Economic Issues

Role Of Technology Cited For Boom

With tomorrow marking the arrival of the longest sustained economic boom in the nation's history, newspapers and magazines are full of analyses attempting to pinpoint the factors responsible.

In addition to citing new economic and political policies more favorable to growth and prosperity, many -- if not all -- of the articles give considerable credit to investment in technology throughout the period.

  • U.S. businesses poured more than $2 trillion into computers, software and other technological products during the 1990s.

  • Last year alone, corporate spending on technology grew 22 percent to $510 billion, accounting for more than 40 percent of all business investment.

  • Such investments have boosted productivity an average of 2.6 percent a year since 1996 -- up sharply from the 1.4 percent average annual increase for the years 1974 to 1995.

  • At 1.4 percent a year, living standards double in 50 year -- but at 2.6 percent, they double in just 27 years.
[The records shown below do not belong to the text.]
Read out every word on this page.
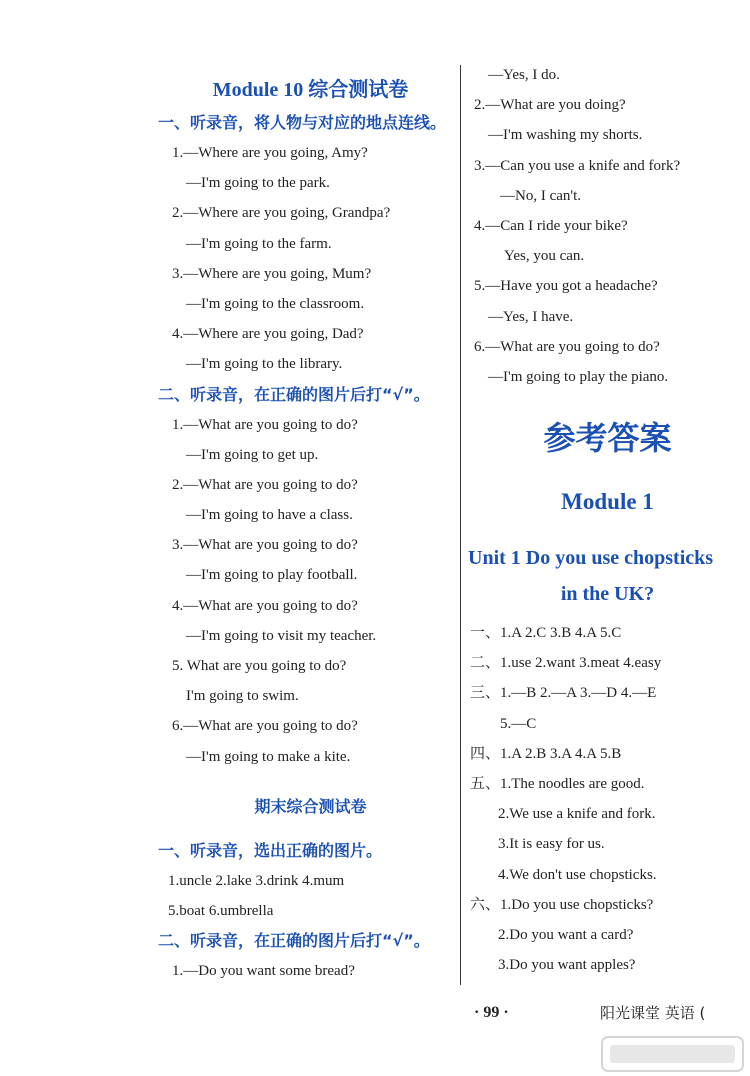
Module 10 综合测试卷
一、听录音，将人物与对应的地点连线。
1.—Where are you going, Amy?
—I'm going to the park.
2.—Where are you going, Grandpa?
—I'm going to the farm.
3.—Where are you going, Mum?
—I'm going to the classroom.
4.—Where are you going, Dad?
—I'm going to the library.
二、听录音，在正确的图片后打“√”。
1.—What are you going to do?
—I'm going to get up.
2.—What are you going to do?
—I'm going to have a class.
3.—What are you going to do?
—I'm going to play football.
4.—What are you going to do?
—I'm going to visit my teacher.
5. What are you going to do?
I'm going to swim.
6.—What are you going to do?
—I'm going to make a kite.
期末综合测试卷
一、听录音，选出正确的图片。
1.uncle 2.lake 3.drink 4.mum
5.boat 6.umbrella
二、听录音，在正确的图片后打“√”。
1.—Do you want some bread?
—Yes, I do.
2.—What are you doing?
—I'm washing my shorts.
3.—Can you use a knife and fork?
—No, I can't.
4.—Can I ride your bike?
Yes, you can.
5.—Have you got a headache?
—Yes, I have.
6.—What are you going to do?
—I'm going to play the piano.
参考答案
Module 1
Unit 1 Do you use chopsticks
in the UK?
一、1.A 2.C 3.B 4.A 5.C
二、1.use 2.want 3.meat 4.easy
三、1.—B 2.—A 3.—D 4.—E
5.—C
四、1.A 2.B 3.A 4.A 5.B
五、1.The noodles are good.
2.We use a knife and fork.
3.It is easy for us.
4.We don't use chopsticks.
六、1.Do you use chopsticks?
2.Do you want a card?
3.Do you want apples?
· 99 ·	阳光课堂 英语 (
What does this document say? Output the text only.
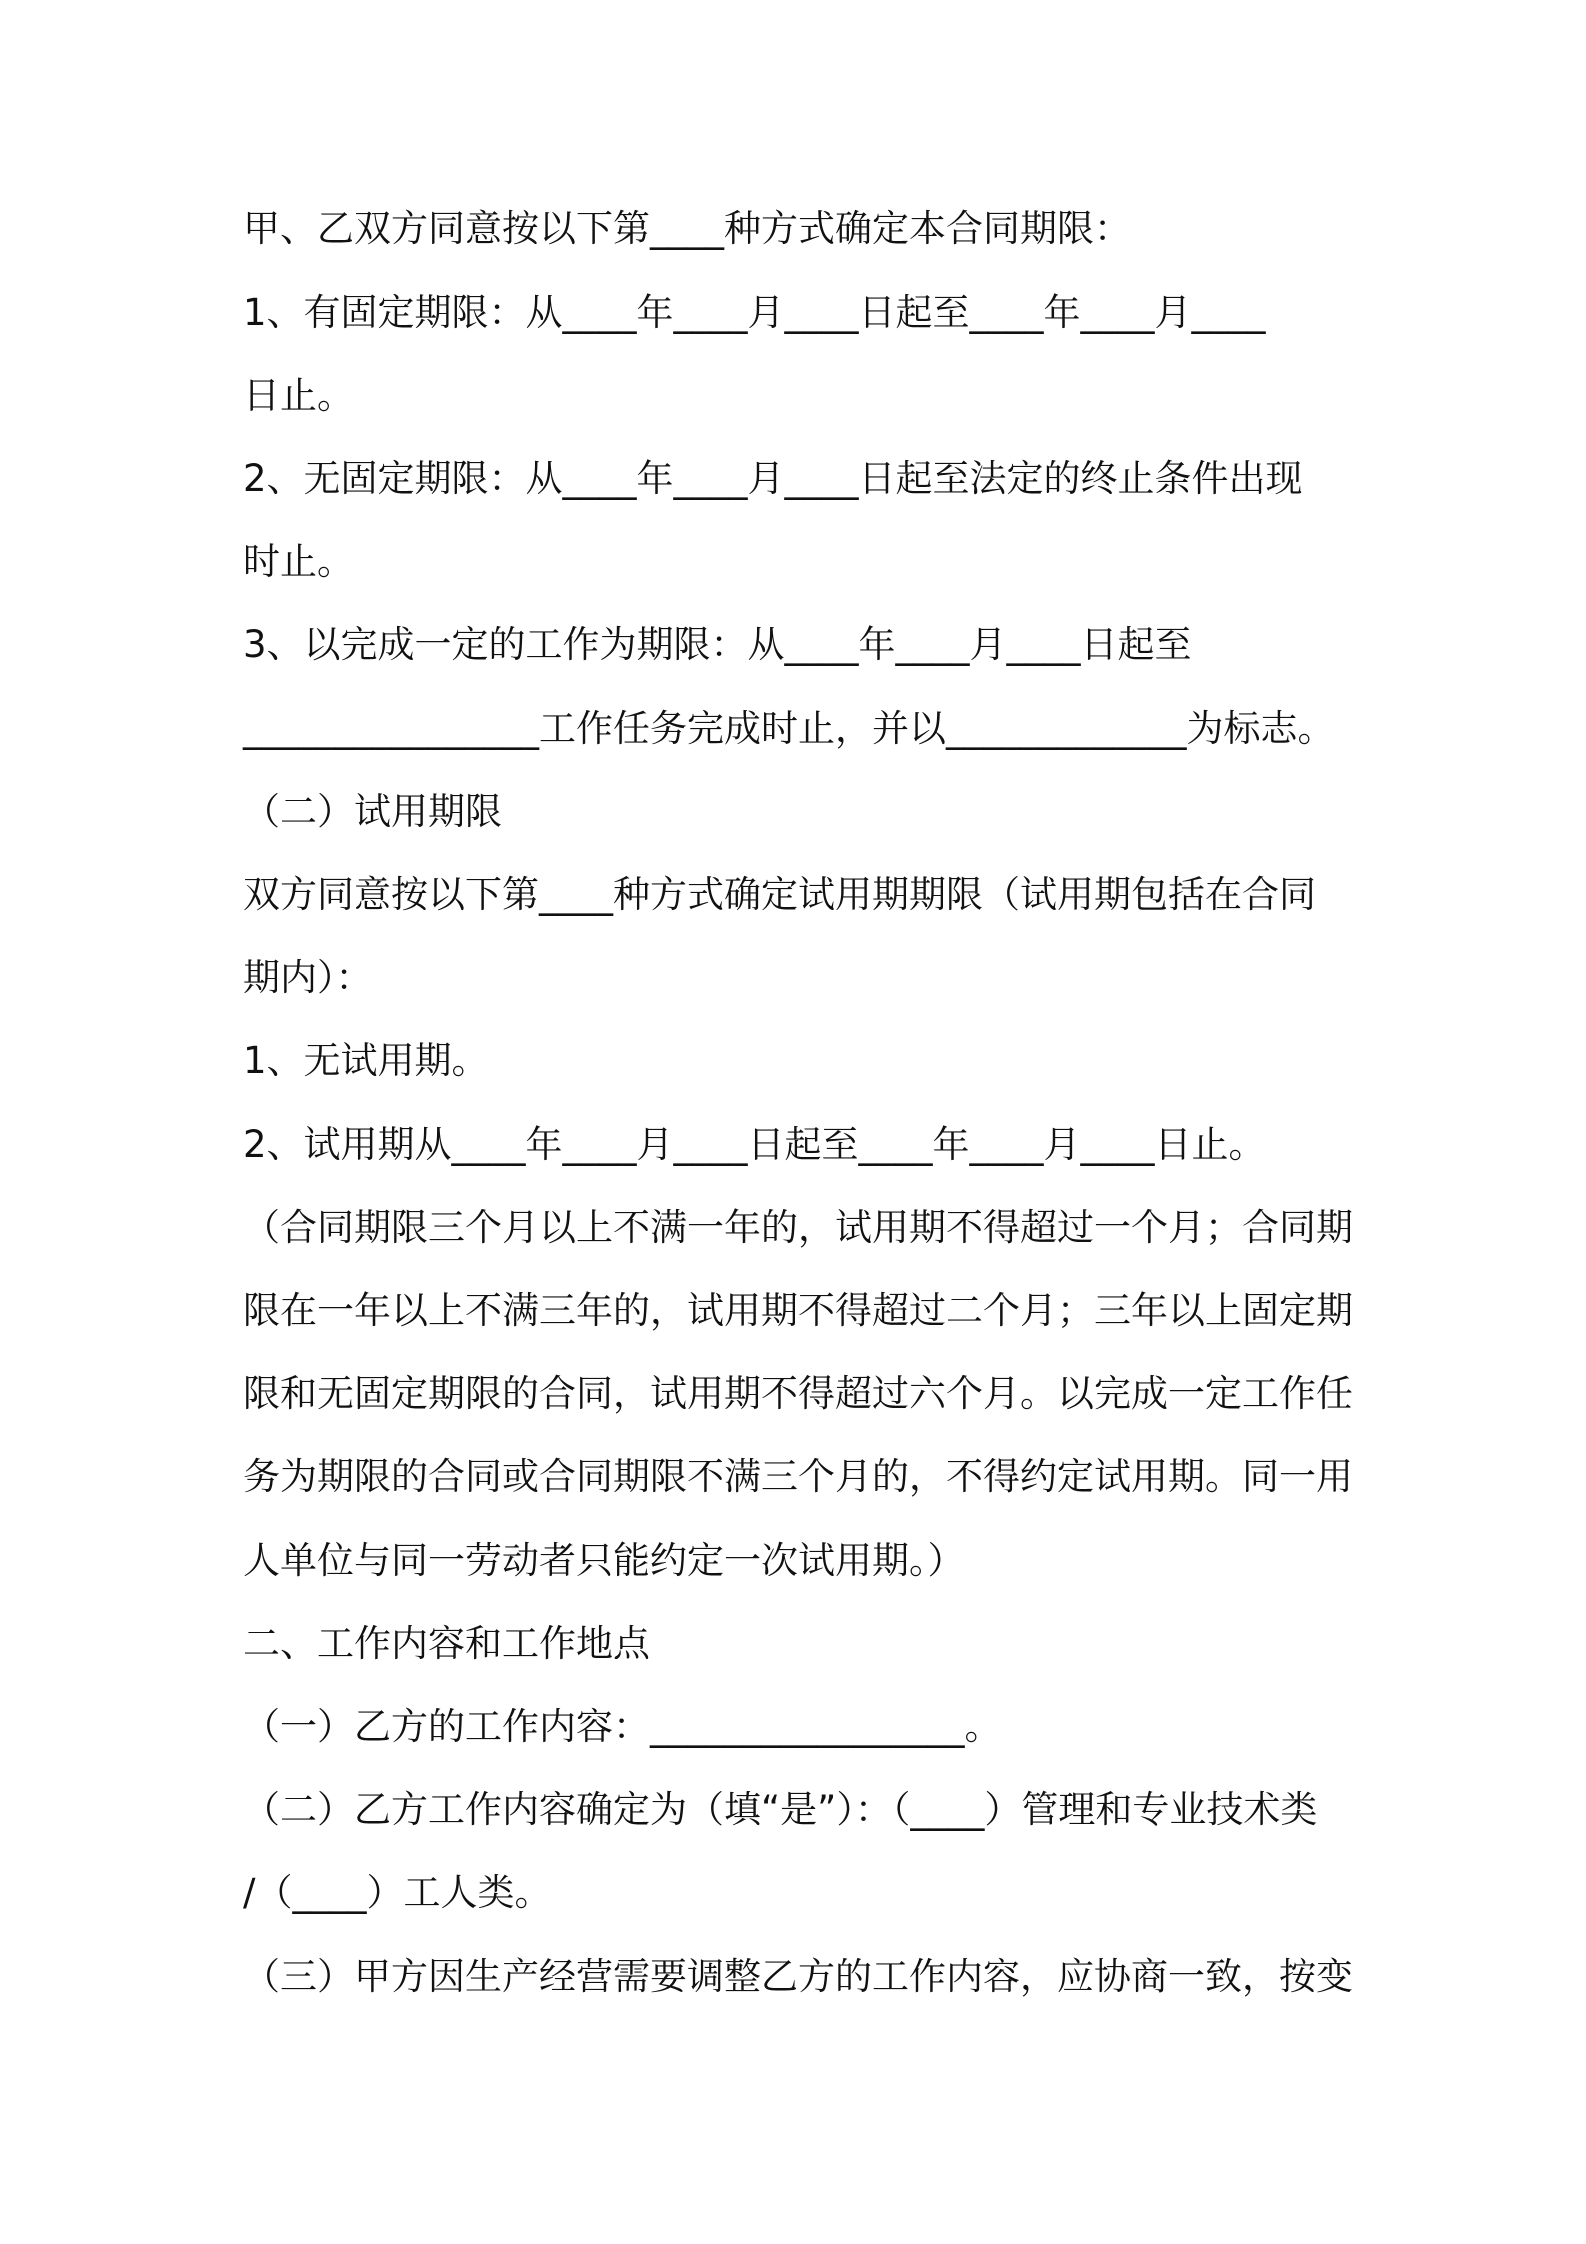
甲、乙双方同意按以下第____种方式确定本合同期限：
1、有固定期限：从____年____月____日起至____年____月____
日止。
2、无固定期限：从____年____月____日起至法定的终止条件出现
时止。
3、以完成一定的工作为期限：从____年____月____日起至
________________工作任务完成时止，并以_____________为标志。
（二）试用期限
双方同意按以下第____种方式确定试用期期限（试用期包括在合同
期内）：
1、无试用期。
2、试用期从____年____月____日起至____年____月____日止。
（合同期限三个月以上不满一年的，试用期不得超过一个月；合同期
限在一年以上不满三年的，试用期不得超过二个月；三年以上固定期
限和无固定期限的合同，试用期不得超过六个月。以完成一定工作任
务为期限的合同或合同期限不满三个月的，不得约定试用期。同一用
人单位与同一劳动者只能约定一次试用期。）
二、工作内容和工作地点
（一）乙方的工作内容：_________________。
（二）乙方工作内容确定为（填“是”）：（____）管理和专业技术类
/（____）工人类。
（三）甲方因生产经营需要调整乙方的工作内容，应协商一致，按变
Typically, at this point in an expansion, productivity growth decelerates because companies are reaching deeper into their pile of investment ideas and hiring less-skilled workers. But this time is different, economists surmise, because technology has become so cheap and so pervasive that it is finally making an impact in the statistics.

Experts explain that increases in productivity are not confined to technology companies, but are shared by other industries that employ the tools of technology.

Economists had been puzzled why the payoff from technology didn't show up earlier. One explanation they advance is that the economy needed some time to learn how to achieve optimum employment of the new tools. It took awhile to learn.